Enhanced glucose metabolism in FSTL3 KO mice. (A) Glucose levels in tail blood of random-fed WT and KO mice are not different (n = 17 WT and 30 KO). (B) Serum insulin levels in these same mice are significantly greater (P < 0.05) in KO animals compared with WT littermates. (C) Glucose tolerance test showing mean glucose levels of five animals per group after i.p. injection of 2 g/kg glucose at time 0. ∗, P < 0.05. (D) Insulin tolerance test showing glucose levels as a ratio to untreated glucose concentration (at time −15 min). Insulin (1 unit/kg) was injected i.p. at time 0. Glucose levels were significantly lower in FSTL3 KO mice from 30–120 min. ∗∗, P < 0.01. A total of 24 WT and KO mice were examined in these studies.
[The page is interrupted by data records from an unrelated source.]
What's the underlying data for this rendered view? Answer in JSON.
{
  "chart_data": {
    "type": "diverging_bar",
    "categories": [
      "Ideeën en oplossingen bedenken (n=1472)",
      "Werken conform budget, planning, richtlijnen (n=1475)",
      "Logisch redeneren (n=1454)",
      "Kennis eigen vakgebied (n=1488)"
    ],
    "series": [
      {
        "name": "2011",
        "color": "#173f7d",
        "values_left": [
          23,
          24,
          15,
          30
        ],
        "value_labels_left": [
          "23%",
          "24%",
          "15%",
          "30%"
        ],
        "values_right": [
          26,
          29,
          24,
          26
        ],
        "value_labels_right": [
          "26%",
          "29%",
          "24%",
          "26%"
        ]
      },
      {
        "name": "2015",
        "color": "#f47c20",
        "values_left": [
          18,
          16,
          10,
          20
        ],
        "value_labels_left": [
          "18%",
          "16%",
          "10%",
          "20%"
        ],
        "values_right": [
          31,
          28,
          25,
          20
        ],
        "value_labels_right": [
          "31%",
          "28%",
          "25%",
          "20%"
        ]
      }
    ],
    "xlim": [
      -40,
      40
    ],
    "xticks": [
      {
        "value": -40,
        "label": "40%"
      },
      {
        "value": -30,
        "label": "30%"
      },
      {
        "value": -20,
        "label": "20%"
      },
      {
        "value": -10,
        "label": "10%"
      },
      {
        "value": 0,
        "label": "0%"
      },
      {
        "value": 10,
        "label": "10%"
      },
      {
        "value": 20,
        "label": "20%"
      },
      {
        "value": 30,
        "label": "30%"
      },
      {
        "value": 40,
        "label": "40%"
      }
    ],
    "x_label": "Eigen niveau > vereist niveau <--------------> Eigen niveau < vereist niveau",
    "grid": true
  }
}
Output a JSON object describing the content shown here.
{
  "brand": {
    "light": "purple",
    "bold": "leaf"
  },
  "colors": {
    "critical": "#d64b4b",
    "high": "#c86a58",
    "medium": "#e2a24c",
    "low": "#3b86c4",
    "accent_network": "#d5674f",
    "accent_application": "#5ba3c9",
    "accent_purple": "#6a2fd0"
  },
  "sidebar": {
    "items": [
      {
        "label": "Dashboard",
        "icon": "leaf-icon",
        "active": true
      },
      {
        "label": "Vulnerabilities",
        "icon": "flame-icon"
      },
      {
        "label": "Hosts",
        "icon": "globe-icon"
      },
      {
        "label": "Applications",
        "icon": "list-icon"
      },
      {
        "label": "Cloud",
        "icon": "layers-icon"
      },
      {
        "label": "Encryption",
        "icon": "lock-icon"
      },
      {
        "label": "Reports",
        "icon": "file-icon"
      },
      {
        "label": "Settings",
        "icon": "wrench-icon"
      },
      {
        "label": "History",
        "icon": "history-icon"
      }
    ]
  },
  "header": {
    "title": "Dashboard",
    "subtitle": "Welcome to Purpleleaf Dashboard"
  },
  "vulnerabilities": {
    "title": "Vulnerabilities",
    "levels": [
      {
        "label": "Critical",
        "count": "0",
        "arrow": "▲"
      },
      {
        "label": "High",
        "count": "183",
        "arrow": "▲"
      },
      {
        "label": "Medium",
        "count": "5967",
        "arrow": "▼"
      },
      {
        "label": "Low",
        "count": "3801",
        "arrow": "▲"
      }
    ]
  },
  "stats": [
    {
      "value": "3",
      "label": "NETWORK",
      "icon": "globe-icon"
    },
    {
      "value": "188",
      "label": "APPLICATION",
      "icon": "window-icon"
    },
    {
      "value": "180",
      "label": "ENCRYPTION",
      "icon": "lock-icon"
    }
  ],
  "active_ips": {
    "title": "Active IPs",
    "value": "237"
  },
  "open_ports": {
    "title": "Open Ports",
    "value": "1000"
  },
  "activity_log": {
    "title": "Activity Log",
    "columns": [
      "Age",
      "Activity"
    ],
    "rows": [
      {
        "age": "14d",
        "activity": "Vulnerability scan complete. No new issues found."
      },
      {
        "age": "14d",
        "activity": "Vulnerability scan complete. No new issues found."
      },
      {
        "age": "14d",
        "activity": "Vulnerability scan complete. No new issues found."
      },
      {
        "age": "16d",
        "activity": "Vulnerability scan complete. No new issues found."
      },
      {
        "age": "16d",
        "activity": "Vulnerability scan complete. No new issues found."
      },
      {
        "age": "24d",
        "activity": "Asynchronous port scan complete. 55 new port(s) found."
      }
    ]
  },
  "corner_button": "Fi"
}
All error bars are SEM.

Fig. 4.

Liver phenotypes of FSTL3 KO mice. (A–D) H&E staining of livers from WT (A and C) and KO (B and D) animals. (E and F) Frozen sections of liver stained with Oil Red O from WT (E) and KO (F) animals at 9.5 months. (G and H) Liver sections stained with Periodic acid-Schiff's stain showing vastly reduced glycogen content in FSTL3 KO mice (H) compared with WT littermates (G). (Magnifications: A and B, ×10; C–H, ×40.) (Scale bars, A and B, 100 μm; C–H, 50 μm.) (I) Gluconeogenic genes PEPCK and G6Pase are significantly (P < 0.05) elevated in FSTL3 KO mice relative to WT mice by 6- and 4.5-fold, respectively, as analyzed by quantitative PCR. (J) Activin (5 ng/ml) significantly (P < 0.01) stimulated G6Pase gene expression relative to untreated HepG2 liver hepatoma cells, whereas myostatin (25 ng/ml) suppressed G6Pase under the same conditions (P < 0.05).

Fig. 5.

Fat depot mass is reduced in FSTL3 KO mice. (A and B) Reduced visceral abdominal fat pad mass in FSTL3 KO males (A) (n = 25 WT and 56 KO; P < 0.005) and females (B) (n = 19 WT and 42 KO; P < 0.05). (C) Percent body fat of WT and FSTL3 KO mice, as measured by dual emission x-ray absorptiometry (n = 6 WT and 7 KO). All error bars are SEM.